Computer Simulation: A Useful Tool for Trial Dosage Selection

There is often limited data, and thus great risk, in choosing a specific dose for a pivotal efficacy trial. Recently computer simulations of pharmacokinetic (PK) and pharmacodynamic (PD) models developed with data from two phase I trials of sodium dichloroacetate (Ceresine)(DCA), a pyruvate dehydrogenase kinase inhibitor, were used to guide in dosage selection of a pivotal efficacy trial in TBI. The PD effect of DCA is reduced lactate concentrations.
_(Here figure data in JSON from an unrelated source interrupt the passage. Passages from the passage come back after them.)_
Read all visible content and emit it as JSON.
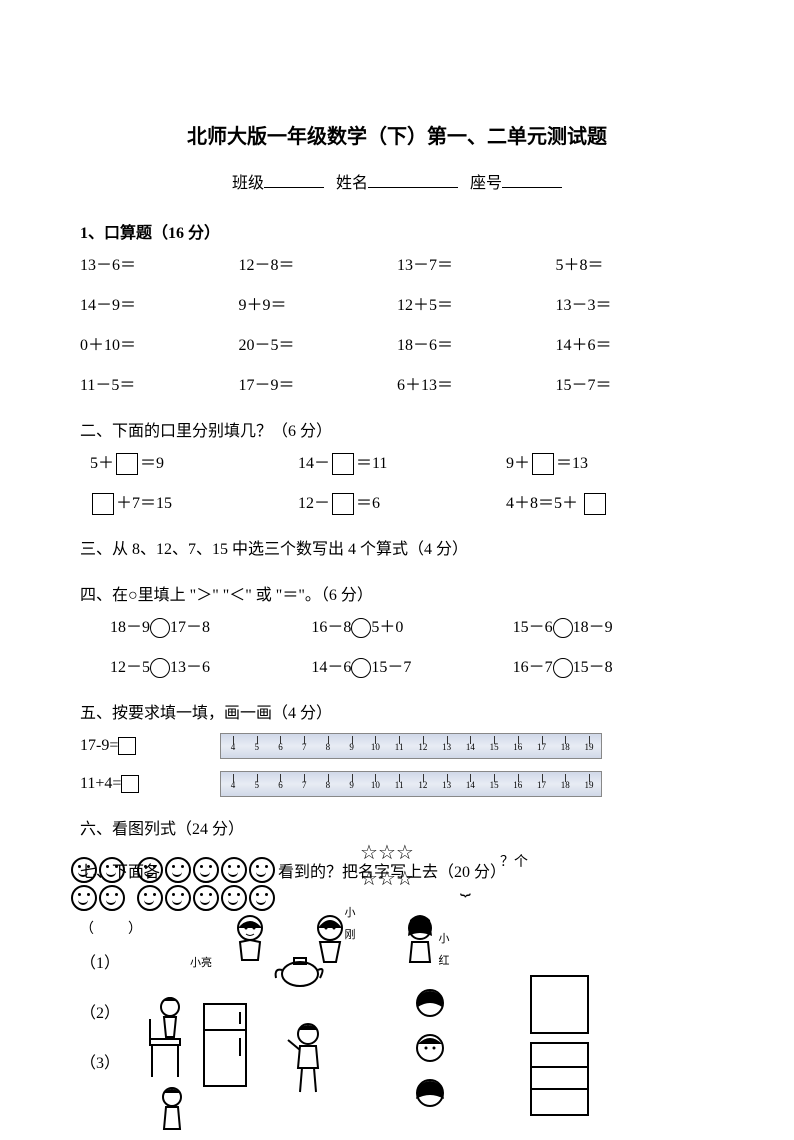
{
  "title": "北师大版一年级数学（下）第一、二单元测试题",
  "header": {
    "class_label": "班级",
    "name_label": "姓名",
    "seat_label": "座号"
  },
  "q1": {
    "heading": "1、口算题（16 分）",
    "rows": [
      [
        "13－6＝",
        "12－8＝",
        "13－7＝",
        "5＋8＝"
      ],
      [
        "14－9＝",
        "9＋9＝",
        "12＋5＝",
        "13－3＝"
      ],
      [
        "0＋10＝",
        "20－5＝",
        "18－6＝",
        "14＋6＝"
      ],
      [
        "11－5＝",
        "17－9＝",
        "6＋13＝",
        "15－7＝"
      ]
    ]
  },
  "q2": {
    "heading": "二、下面的口里分别填几？（6 分）",
    "row1": {
      "a_pre": "5＋",
      "a_post": "＝9",
      "b_pre": "14－",
      "b_post": "＝11",
      "c_pre": "9＋",
      "c_post": "＝13"
    },
    "row2": {
      "a_post": "＋7＝15",
      "b_pre": "12－",
      "b_post": "＝6",
      "c_text": "4＋8＝5＋"
    }
  },
  "q3": {
    "heading": "三、从 8、12、7、15 中选三个数写出 4 个算式（4 分）"
  },
  "q4": {
    "heading": "四、在○里填上 \"＞\" \"＜\" 或 \"＝\"。（6 分）",
    "row1": {
      "a_l": "18－9",
      "a_r": "17－8",
      "b_l": "16－8",
      "b_r": "5＋0",
      "c_l": "15－6",
      "c_r": "18－9"
    },
    "row2": {
      "a_l": "12－5",
      "a_r": "13－6",
      "b_l": "14－6",
      "b_r": "15－7",
      "c_l": "16－7",
      "c_r": "15－8"
    }
  },
  "q5": {
    "heading": "五、按要求填一填，画一画（4 分）",
    "eq1": "17-9=",
    "eq2": "11+4=",
    "ruler_ticks": [
      "4",
      "5",
      "6",
      "7",
      "8",
      "9",
      "10",
      "11",
      "12",
      "13",
      "14",
      "15",
      "16",
      "17",
      "18",
      "19"
    ]
  },
  "q6": {
    "heading": "六、看图列式（24 分）"
  },
  "q7": {
    "text_a": "七、下面各",
    "text_b": "看到的？把名字写上去（20 分）",
    "q_mark": "？个",
    "item1": "（1）",
    "item2": "（2）",
    "item3": "（3）",
    "names": {
      "liang": "小亮",
      "gang": "小刚",
      "hong": "小红"
    }
  }
}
37 human volunteers received cumulative (2 doses over 8 hours) i.v doses of placebo, 45 mg/kg, 90 mg/kg or 150 mg/kg DCA. An additional 25 patients with TBI received a single i.v. dose of placebo, 60 mg/kg, 100 mg/kg or 200 mg/kg DCA in a dose-escalating, randomized, placebo controlled study. An additional 12 TBI patients received multiple doses of DCA over a 3 day period. NONMEM version IV software was used to develop PK and PD models, and evaluate the impact of covariate inclusion in the model. Serum and CSF lactate concentrations were related to serum and CSF DCA concentrations by an indirect physiologic response model with the stimulation of Kout (Type IV model). These PK and PD models were then used with the BioMed simulation program to provide predicted concentrations of DCA in serum and CSF, as well as predicted concentrations of lactate.

48 concentrations were simulated for 1000 subjects at each dosing level. The simulated predicted concentrations of DCA and lactate were plotted versus time to aid in determining the optimal dose. Based on observations of plots generated, it appeared that the optimal dose to reach near maximal suppression of CSF lactate was 150 mg/kg every 12 hours x 4 doses, followed by 75 mg/kg every 12 hours x 6 doses. No apparent increase in PD effect was predicted by increasing the dose.

Computer simulation, when combined with PK and PD models, provided a useful tool for deciding on a dose for a proposed phase III pivotal study of DCA.